Message-ID: <4558@utcsri.UUCP>
Date: Sun, 12-Apr-87 12:44:11 EST
Article-I.D.: utcsri.4558
Posted: Sun Apr 12 12:44:11 1987
Date-Received: Sun, 12-Apr-87 17:35:27 EST
References: <15292@amdcad.UUCP> <7897@utzoo.UUCP>
Reply-To: greg@utcsri.UUCP (Gregory Smith)
Organization: CSRI, University of Toronto
Lines: 27
Xref: utgpu comp.arch:837 comp.lang.c:1563
Summary: fixed-size block copy hack.

This string op-stuff gave me an idea. A run-time library could contain
a function called 'mov200words' looking like this :

mov200words:	mov	(a0)+,(a1)+
		mov	(a0)+,(a1)+
		.....	200 mov's in all
		mov	(a0)+,(a1)+
		rts

Then, if, say, a 64-word struct needed to be copied, the compiler would get
the pointers and then call mov200words+(200-64)*2 [ or whatever ] to do the
copy. This would provide unrolled-loop speed with only one loop unrolled in
the whole executable. [ Call it more than once for >200 words ].  Presumably
this would be faster than a loop on a PDP-11 or a 68000, but might lose on a
machine with an instruction cache, that could run a copy loop on-chip. A wizzo
block copy instruction may or may not run faster than the unrolled loop.

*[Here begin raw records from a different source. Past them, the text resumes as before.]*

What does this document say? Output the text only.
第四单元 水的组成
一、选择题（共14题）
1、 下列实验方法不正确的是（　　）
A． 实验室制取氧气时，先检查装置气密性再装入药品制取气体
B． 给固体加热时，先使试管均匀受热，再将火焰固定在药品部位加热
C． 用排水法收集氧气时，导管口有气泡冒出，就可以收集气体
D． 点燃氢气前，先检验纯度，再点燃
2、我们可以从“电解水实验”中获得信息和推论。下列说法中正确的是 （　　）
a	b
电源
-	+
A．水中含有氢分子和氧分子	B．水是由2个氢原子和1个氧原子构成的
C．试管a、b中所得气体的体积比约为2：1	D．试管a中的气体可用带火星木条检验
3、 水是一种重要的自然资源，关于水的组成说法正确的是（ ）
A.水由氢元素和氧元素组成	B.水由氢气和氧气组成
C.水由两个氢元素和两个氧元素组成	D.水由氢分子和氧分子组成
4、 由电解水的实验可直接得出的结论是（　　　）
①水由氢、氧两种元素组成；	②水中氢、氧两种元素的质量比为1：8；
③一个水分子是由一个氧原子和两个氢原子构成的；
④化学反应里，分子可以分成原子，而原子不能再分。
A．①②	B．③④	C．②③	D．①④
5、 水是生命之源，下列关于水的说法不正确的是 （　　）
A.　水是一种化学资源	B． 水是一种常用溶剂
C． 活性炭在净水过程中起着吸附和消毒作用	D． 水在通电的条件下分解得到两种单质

The only advantage I am claiming over other unrolled-loop techniques is the
almost complete lack of anything but payoff move operations in the above,
whilst avoiding large amounts of code whenever a copy is done.

Of course, this must have been done before :-)

-- 
----------------------------------------------------------------------
Greg Smith     University of Toronto      UUCP: ..utzoo!utcsri!greg
Have vAX, will hack...